Preliminary plans have been initiated by the Cape Girardeau City Council to find a successor to City Manager W.G. Lawley, who will leave his post at the end of February.
Fourteen Southeast Missouri high school bands participate in a parade through the downtown area of Jackson in the morning as the 11th annual Marching Band Festival gets underway; although 22 bands were originally scheduled to take part in the parade, the number is decreased as a result of the parade being canceled earlier because of weather, but it is decided to go ahead with it when the expected rain doesn't materialize.
The Missourian announces that nationally known painter, philosopher and teacher Fred G. Carpenter, and his wife, Mildred Bailey Carpenter of Webster Groves, Mo., will be the guest artists at the annual art exhibition, Nov. 19 to 20.
Persons motoring to Cape Girardeau from St. Louis for the first time in history travel all the way on concrete pavement, as the last unpaved gap on Highway 61 between St. Louis and Cape Girardeau opens to traffic; the last gap opened is a half-mile strip between the eastern city limits of Jackson and the end of a spur near the southern boundary of the city limits, where Highway 25 intersects with the new route.
Cape Girardeau, financially speaking, is ahead of its standing a year ago; on Oct. 1 of this year, the city treasury showed a balance of $9,605.29; the balance at the corresponding time last year was $5,257.53.

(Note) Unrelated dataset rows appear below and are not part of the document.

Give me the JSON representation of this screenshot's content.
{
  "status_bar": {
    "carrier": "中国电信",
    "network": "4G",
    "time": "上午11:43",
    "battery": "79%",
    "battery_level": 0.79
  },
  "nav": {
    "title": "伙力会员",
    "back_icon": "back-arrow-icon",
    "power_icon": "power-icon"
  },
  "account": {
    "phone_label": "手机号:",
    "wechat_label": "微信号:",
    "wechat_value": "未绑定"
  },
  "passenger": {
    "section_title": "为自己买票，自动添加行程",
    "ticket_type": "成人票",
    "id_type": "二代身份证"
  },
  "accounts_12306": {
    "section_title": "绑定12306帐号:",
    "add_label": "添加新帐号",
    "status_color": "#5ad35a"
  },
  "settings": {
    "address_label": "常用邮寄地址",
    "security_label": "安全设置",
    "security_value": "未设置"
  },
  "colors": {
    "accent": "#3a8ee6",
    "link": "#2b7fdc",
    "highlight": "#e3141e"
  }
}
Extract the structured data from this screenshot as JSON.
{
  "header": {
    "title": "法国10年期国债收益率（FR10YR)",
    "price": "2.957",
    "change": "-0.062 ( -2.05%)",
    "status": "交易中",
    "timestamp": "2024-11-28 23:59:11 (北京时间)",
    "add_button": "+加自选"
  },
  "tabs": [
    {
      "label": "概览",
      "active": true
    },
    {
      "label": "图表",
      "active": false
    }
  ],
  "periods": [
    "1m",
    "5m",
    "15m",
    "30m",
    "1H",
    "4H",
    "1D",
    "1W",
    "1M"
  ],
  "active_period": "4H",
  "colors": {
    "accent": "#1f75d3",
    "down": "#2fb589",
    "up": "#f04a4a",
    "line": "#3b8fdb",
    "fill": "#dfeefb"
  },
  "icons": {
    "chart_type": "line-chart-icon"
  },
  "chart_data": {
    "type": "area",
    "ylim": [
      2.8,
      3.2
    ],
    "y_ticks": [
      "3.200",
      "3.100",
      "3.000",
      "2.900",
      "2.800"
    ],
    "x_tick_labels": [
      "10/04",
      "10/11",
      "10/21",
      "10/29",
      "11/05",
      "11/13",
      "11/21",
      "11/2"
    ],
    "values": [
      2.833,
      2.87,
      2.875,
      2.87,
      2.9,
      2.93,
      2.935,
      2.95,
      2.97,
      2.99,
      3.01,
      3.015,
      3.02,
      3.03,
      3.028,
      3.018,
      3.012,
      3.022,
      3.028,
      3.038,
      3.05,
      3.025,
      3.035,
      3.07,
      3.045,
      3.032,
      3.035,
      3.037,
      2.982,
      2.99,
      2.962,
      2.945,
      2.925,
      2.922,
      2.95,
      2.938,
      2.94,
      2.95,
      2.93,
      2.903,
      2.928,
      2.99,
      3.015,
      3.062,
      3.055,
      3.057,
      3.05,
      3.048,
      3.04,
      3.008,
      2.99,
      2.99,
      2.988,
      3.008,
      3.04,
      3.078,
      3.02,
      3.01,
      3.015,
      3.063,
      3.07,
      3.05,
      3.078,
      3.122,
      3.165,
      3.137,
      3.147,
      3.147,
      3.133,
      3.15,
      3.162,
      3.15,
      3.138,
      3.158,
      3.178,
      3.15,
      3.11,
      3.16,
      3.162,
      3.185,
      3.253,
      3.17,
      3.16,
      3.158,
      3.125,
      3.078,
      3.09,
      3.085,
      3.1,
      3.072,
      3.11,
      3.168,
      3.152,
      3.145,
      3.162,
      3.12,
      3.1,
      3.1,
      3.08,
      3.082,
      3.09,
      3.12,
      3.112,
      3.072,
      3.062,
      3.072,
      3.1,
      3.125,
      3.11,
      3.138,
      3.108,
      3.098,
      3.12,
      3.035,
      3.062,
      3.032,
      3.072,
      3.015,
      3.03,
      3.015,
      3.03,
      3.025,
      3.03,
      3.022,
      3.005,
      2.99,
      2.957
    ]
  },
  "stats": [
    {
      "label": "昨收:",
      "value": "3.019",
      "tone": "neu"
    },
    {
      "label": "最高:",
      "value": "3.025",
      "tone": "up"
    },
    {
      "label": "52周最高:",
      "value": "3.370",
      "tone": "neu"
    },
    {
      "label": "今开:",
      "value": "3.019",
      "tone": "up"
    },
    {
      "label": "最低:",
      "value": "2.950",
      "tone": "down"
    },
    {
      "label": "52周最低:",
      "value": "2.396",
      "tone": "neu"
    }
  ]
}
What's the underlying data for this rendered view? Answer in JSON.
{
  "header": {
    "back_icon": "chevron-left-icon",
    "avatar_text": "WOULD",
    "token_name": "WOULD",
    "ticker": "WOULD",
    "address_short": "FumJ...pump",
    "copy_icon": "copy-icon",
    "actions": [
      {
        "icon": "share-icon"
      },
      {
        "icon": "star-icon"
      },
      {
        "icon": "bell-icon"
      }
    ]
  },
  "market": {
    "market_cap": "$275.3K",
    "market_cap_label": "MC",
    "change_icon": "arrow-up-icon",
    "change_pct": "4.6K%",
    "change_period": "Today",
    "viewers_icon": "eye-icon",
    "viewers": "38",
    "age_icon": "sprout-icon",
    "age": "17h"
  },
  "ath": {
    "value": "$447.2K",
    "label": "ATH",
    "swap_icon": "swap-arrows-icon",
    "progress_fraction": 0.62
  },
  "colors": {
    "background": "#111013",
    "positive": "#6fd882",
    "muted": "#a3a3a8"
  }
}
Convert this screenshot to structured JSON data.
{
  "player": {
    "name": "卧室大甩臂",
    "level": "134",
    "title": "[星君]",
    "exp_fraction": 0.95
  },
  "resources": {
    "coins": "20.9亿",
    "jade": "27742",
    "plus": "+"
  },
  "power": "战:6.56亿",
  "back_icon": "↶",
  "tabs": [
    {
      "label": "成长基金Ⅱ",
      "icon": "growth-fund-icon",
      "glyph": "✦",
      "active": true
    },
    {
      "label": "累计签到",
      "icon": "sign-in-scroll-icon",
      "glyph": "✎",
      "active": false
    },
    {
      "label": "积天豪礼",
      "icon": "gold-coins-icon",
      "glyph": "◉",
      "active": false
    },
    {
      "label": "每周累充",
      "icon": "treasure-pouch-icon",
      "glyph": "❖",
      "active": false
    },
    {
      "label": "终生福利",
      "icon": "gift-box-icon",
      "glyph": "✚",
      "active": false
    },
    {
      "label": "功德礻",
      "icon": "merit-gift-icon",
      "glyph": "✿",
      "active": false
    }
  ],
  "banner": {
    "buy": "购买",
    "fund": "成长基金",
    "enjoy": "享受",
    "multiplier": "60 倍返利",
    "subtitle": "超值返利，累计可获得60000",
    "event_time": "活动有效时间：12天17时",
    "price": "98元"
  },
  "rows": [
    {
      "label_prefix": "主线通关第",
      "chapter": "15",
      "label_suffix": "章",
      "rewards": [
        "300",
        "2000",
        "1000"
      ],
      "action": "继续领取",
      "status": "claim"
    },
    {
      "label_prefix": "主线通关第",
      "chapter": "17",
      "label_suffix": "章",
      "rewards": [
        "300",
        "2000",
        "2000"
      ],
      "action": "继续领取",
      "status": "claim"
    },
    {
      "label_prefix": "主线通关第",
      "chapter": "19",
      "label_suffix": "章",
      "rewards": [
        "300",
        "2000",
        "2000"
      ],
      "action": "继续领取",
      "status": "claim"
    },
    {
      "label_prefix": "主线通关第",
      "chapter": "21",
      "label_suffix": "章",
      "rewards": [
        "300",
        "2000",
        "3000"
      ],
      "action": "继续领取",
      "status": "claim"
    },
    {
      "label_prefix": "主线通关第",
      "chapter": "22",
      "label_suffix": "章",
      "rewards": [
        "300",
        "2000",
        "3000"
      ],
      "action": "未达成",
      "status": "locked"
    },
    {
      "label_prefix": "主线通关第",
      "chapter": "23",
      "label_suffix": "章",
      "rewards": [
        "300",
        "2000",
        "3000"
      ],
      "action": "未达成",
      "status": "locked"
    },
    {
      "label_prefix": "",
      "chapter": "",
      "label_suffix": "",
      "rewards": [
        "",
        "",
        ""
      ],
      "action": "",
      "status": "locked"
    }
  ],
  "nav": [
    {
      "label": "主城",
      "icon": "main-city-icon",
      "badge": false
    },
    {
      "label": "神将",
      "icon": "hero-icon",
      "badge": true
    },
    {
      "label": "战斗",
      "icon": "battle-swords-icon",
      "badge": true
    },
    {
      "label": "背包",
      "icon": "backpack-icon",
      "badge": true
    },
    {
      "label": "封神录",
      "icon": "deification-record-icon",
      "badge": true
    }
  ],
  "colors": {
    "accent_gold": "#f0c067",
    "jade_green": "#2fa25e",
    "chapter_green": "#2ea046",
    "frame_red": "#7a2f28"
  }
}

The great Robinson Circus, a railway show, is scheduled to give two performances tomorrow at Jackson; this show is said to be one of the best on the road; special rates will be given on the Houck Railroad for those going over.
One of the largest express packages to be shipped from Cape Girardeau contains a donkey, which John Sackman is sending to Chicago by way of the Chicago & Eastern Illinois Railroad; Sackman is sending the beast to three little nephews living in the Chicago suburbs.